Complexes of ß-lactoglobulin and high methyl-esterified pectin as a one-shot delivery system for reinforcing oil/water interfaces.

ABSTRACT

Electrostatic complexation of negatively charged polysaccharides with ß-lactoglobulin (ß-lg) has been shown to bolster the protein films at oil/water interfaces thereby improving emulsion stability. However, recent sub-phase exchange experiments demonstrated that highly charged polysaccharides such as low methyl-esterified pectin are complementary only if sequentially introduced to a pre-formed interfacial ß-lg film.

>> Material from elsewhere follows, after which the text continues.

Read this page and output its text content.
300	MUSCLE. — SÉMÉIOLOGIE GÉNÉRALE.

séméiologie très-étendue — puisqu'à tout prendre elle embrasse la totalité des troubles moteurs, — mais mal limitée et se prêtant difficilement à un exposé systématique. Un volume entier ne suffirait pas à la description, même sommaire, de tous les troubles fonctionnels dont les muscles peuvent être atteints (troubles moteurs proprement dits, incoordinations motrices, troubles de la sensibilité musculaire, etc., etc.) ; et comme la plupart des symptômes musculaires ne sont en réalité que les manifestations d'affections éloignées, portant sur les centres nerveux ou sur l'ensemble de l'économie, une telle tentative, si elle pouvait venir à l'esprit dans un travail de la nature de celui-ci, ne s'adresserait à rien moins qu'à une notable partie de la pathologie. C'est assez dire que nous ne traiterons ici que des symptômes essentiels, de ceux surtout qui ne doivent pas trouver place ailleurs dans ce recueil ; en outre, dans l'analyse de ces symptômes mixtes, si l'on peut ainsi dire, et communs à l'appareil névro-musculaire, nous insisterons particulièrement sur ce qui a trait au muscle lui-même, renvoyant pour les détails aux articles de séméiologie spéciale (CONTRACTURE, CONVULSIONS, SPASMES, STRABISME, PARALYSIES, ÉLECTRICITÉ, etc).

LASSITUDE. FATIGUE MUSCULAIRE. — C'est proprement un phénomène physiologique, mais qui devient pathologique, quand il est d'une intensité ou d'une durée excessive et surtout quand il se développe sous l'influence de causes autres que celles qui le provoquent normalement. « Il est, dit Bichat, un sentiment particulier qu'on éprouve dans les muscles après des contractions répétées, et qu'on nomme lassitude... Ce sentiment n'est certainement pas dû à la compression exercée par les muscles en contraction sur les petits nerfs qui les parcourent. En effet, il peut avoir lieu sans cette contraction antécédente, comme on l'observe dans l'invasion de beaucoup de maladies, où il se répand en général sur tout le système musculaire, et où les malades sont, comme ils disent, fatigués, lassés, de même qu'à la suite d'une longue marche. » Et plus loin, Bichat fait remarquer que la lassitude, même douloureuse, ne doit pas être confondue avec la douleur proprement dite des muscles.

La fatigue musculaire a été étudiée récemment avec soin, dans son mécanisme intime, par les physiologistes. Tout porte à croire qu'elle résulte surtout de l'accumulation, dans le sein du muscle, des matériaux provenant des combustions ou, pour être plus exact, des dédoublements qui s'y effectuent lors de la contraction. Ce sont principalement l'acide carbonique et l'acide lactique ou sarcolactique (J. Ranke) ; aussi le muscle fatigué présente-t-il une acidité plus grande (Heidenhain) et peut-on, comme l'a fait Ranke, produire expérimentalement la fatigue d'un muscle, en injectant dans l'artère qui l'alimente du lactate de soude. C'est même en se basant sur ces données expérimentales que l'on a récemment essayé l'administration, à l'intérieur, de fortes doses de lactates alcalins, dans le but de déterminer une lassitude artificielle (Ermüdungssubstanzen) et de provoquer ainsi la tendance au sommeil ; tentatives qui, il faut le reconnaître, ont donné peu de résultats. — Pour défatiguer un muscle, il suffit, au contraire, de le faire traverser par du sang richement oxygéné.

In this study, results of transient interfacial shear rheology show that, by using high-methylesterified pectins instead, complexes can be formed in pre-mixed solutions with ß-lg at pH 4 that can lead to reinforced protein films at dodecane/water interfaces. Using this one-shot adsorption of such complexes, pectins as well as short chain polysaccharides like homogalacturonan nearly doubled the steady state shear elastic moduli as compared to that of a pure ß-lg film. The lag times of film formation were established to be primarily decided by the charge density and pattern on the polysaccharide. Based on the results from mixed solutions of ß-lg monomers, it is proposed that the polysaccharide at pH 4 strengthens the resulting interfacial layer by concatenating adsorbed ß-lg molecules thereby establishing cross-links in the aqueous phase.